I learned some years ago that elders could be burned, cut, etc. because their nerve endings may be desensitized. That was the "PHYSICAL" explanation. It wasn't until later in my nursing career that I learned AD patients don't fit a classic mold in so far as their reaction, or lack thereof....to pain. They do indeed experience pain, but the brain is not always able to process it or express it as a physical symptom. Behavior changes, both subtle and extreme manifest from pain. From anger, agression, greatly increased confusion, to withdrawal and fear. Any sudden change in behavior could be a reaction to something as simple as a headache or stomach ache, or something much more serious. And they are NOT text book for each dementia patient. The PainAD scale is an incredibly useful tool for healthcare professionals, but also for the family caregiver. At Hospice we have the PainAD laminated cards with a ring on them that we can hand out to our caregivers, and they have also just begun putting them in the family info packets that we take to the patients homes. Very eye opening for health care workers and family caregivers alike.
I am going to have to try again and get it because about the time I started reading it my DH came home from being with a friend and I didn't want him to see it on my computer because he doesn't like reading about his dementia.

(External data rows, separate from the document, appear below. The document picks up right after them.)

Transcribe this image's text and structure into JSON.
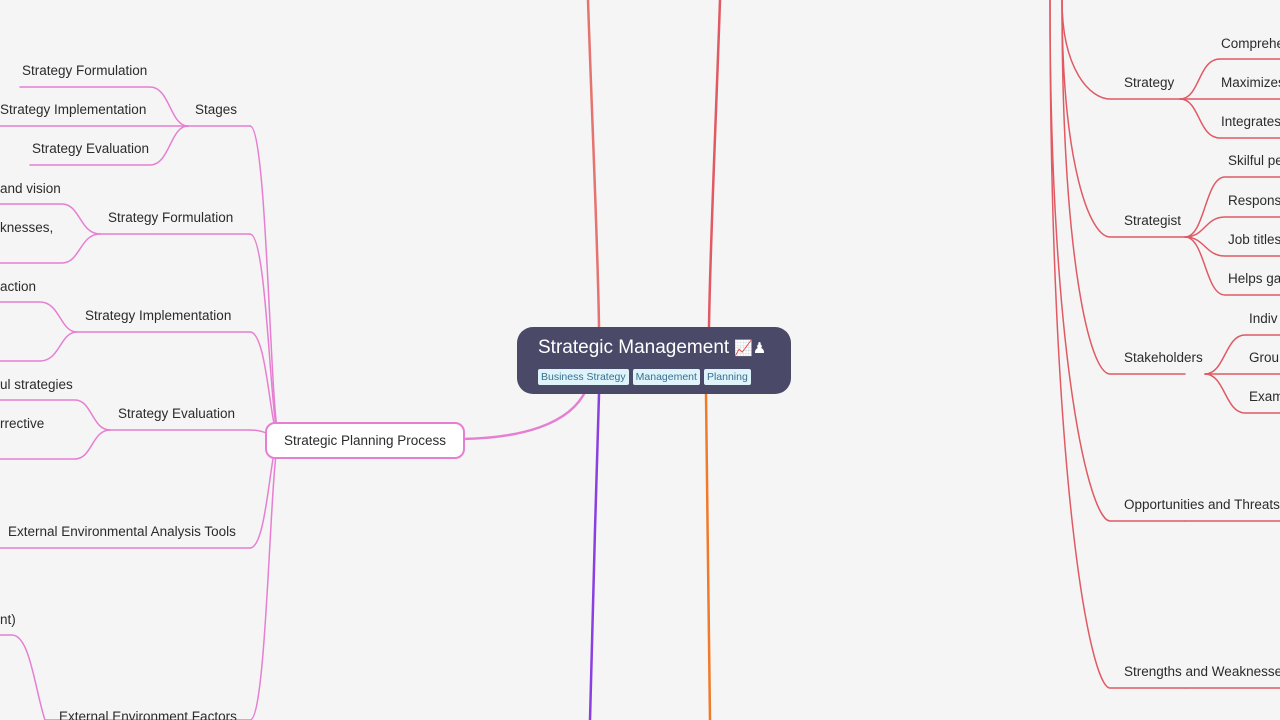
{
  "central": {
    "title": "Strategic Management",
    "emoji": "📈♟",
    "tags": [
      "Business Strategy",
      "Management",
      "Planning"
    ]
  },
  "left": {
    "main": "Strategic Planning Process",
    "subs": [
      {
        "label": "Stages",
        "children": [
          "Strategy Formulation",
          "Strategy Implementation",
          "Strategy Evaluation"
        ]
      },
      {
        "label": "Strategy Formulation",
        "children": [
          "and vision",
          "knesses,"
        ]
      },
      {
        "label": "Strategy Implementation",
        "children": [
          "action",
          ""
        ]
      },
      {
        "label": "Strategy Evaluation",
        "children": [
          "ul strategies",
          "rrective"
        ]
      },
      {
        "label": "External Environmental Analysis Tools",
        "children": []
      },
      {
        "label": "External Environment Factors",
        "children": [
          "nt)"
        ]
      }
    ]
  },
  "right": {
    "subs": [
      {
        "label": "Strategy",
        "children": [
          "Comprehe",
          "Maximizes",
          "Integrates"
        ]
      },
      {
        "label": "Strategist",
        "children": [
          "Skilful pe",
          "Responsi",
          "Job titles",
          "Helps ga"
        ]
      },
      {
        "label": "Stakeholders",
        "children": [
          "Indiv",
          "Grou",
          "Exam"
        ]
      },
      {
        "label": "Opportunities and Threats",
        "children": []
      },
      {
        "label": "Strengths and Weaknesses",
        "children": []
      }
    ]
  },
  "colors": {
    "pink": "#e67fd2",
    "red": "#e05a64",
    "purple": "#8a3fe0",
    "orange": "#f07a2a",
    "salmon": "#e57370",
    "node_bg": "#4a4a68",
    "tag_bg": "#dff3fb"
  }
}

I have been thinking about this since watching the presentation last night. I got to thinking that the MYTH I had heard about and believed was something about AD affecting the brain in such a way that pain was no longer (so acutely) felt. This myth is not really addressed in the presentation.
Good link. In a care team meeting at the nh I asked the staff to be observent with John as he will not verbally express pain or illness. In the last 5 months he's had a uti, gout, pneumonia,flare up of dbd and edema all caught by me not the staff. In his pre dementia life a mild cold was a dramatic event. Now it's a guessing game. We know our lo the best and even if they're in a facility it's still our responsibility to be on guard.